Almost all of the states with a large Latino population will vote in just the next four weeks: Nevada led the way Saturday, followed by Texas, California and Colorado on March 3, or Super Tuesday, and Arizona, Florida and Illinois on March 17. Cumulatively, the seven states with large Latino populations looming on the calendar will elect nearly half the Democratic delegates at stake in February and March.

This clustering will provide Latinos their best opportunity to influence the choice of the 2020 Democratic nominee. And it represents a key opportunity for Sanders, who has devoted enormous effort to organizing among Latinos after most of them backed Hillary Clinton during their 2016 contest for the nomination.

That effort paid off in Nevada where entrance polls showed Sanders winning a stunning 53% of Latino voters, three times as much as the next closest competitor (former Vice President Joe Biden at 17%).

That marked a significant expansion of Sanders' coalition beyond the universe of younger and very liberal voters who powered his bid in 2016 and provided the core of his support in the Iowa and New Hampshire races that kicked off the 2020 race.

Sanders' team now expects he will benefit not only from improved performance among Latinos, but greater participation in the primaries from them too, as they turn out to express their opposition to President Donald Trump.


Sanders needs young Latinos to vote

Sanders is breaking barriers with young Latinos. Now he just needs them to vote. "You are going to see much more intensity in the Latino community and I think that's going to have a big benefit for him in a whole host of states," says Jeff Weaver, a senior adviser to Sanders.

Both in 2008 and 2016, Latinos came together to provide a critical mass of support for Clinton. In each of her two presidential races, she carried almost exactly three-fifths of all Latino voters, according to cumulative analyses of all the exit polls conducted in each contest. Although Sanders won the youngest Latino voters, the analysis found, his support declined steadily among older generations.

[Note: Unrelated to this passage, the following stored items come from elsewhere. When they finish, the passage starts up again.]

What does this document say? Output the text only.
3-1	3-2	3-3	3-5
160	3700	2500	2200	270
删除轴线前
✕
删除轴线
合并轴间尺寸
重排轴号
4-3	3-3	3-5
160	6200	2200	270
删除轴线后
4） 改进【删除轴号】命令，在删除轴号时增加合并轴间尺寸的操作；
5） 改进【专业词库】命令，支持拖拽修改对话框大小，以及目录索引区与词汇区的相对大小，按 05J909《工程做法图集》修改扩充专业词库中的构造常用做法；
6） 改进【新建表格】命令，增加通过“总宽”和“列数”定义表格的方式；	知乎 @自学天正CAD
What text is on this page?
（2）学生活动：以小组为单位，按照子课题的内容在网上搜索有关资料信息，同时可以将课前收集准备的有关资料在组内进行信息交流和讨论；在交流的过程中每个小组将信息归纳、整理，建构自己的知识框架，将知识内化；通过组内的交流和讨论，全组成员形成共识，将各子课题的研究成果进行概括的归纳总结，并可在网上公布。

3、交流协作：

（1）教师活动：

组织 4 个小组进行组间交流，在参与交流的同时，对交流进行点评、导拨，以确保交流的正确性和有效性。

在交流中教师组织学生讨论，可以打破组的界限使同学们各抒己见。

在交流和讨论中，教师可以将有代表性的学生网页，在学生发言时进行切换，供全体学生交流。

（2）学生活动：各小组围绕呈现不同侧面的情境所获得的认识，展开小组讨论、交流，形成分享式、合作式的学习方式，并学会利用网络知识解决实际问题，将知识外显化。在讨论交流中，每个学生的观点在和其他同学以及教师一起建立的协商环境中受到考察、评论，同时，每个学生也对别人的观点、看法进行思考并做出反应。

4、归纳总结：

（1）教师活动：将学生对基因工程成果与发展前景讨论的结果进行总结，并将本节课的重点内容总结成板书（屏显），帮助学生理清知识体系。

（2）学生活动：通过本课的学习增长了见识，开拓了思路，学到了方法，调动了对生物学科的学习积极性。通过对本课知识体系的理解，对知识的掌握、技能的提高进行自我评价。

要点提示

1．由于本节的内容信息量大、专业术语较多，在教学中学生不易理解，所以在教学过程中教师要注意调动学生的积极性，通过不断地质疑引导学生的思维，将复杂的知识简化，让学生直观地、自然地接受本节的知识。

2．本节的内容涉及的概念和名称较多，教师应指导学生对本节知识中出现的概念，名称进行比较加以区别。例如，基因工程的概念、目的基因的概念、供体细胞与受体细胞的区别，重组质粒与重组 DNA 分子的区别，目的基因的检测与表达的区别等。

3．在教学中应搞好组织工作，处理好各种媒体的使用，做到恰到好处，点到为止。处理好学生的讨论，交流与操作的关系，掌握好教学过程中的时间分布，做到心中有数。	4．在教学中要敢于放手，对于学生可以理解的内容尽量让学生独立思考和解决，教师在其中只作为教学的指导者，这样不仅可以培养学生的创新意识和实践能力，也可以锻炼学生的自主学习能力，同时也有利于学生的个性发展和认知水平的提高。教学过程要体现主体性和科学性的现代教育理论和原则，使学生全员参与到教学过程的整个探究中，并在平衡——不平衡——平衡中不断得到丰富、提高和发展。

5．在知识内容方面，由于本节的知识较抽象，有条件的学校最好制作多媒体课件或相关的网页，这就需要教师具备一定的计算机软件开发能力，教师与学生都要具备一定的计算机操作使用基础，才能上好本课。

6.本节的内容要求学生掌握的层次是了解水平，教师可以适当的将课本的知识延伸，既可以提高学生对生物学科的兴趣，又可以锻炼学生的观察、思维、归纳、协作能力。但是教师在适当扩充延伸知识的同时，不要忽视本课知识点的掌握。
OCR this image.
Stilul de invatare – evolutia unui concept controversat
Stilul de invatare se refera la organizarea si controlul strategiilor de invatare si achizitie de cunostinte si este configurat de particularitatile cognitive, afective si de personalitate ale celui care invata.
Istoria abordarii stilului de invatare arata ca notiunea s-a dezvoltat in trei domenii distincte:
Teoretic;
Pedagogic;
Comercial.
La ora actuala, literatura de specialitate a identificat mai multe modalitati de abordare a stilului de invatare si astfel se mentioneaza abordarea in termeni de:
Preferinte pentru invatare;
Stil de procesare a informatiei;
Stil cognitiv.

Until Nevada, no candidate this time appeared to consolidate nearly as much support among Latinos. "I think it's a much tighter contest this year than in 2016," said Matt Barreto, managing partner and co-founder of Latino Decisions, a Democratic polling firm that focuses on Latino voters, a few days before the Nevada results.

Biden has been attracting the second most support among Latinos, though former New York City Mayor Michael Bloomberg, fueled by a barrage of Spanish-language television advertising, is quickly establishing a beachhead too, Barreto says. Bloomberg did not compete in the Nevada contest.

So far, the campaigns and media alike have focused more attention on the group of Southeast states with large African American populations that will also be voting over the same period. That list starts on South Carolina on February 29 and runs into mid-March through states including Alabama, Arkansas, Georgia, Mississippi and North Carolina. Biden, in particular, is relying on those states to recover from his extremely weak showings in the first two contests.

The potential impact of Latinos, mostly in Southwest states, that will be voting at the same time has generated much less discussion. "I really do think there is almost a total denial of the emerging Latino vote in the United States," said former Illinois Democratic Rep. Luis Gutierrez, who played a leading role on immigration issues until retiring from the House in 2018. "People say statistically they say we will outnumber any minority group, but when I read my favorite newspapers, watch my favorite newscasts, we're absent."



The upcoming voting rush

From Nevada through March 17, the Democratic primary calendar will run through seven of the 12 states where Latinos constitute at least 10% of the total eligible voting population, according to recent figures from the Pew Research Center.

New Mexico, the state where Latinos comprise the largest share of eligible voters (at almost 43%), doesn't vote until June. But all of the states that rank next on the list for Latino presence are voting in this upcoming rush. That includes California (30.5% of eligible voters), Texas (30.4%), Arizona (23.6%), Florida (20.5%), Nevada (19.7%) and Colorado (15.9%). Latinos represent almost 12% of eligible voters in Illinois, the other state voting soon with a large concentration of that population.

In a Democratic primary, the Latino share of the vote in most of those states will likely be larger than their share of the overall eligible population. Barreto said all indications in polling points to high Latino turnout in the upcoming primaries. "There is a very high level of interest," he said. "When you get to the Super Tuesday states we are expecting extremely high turnout in California and Texas."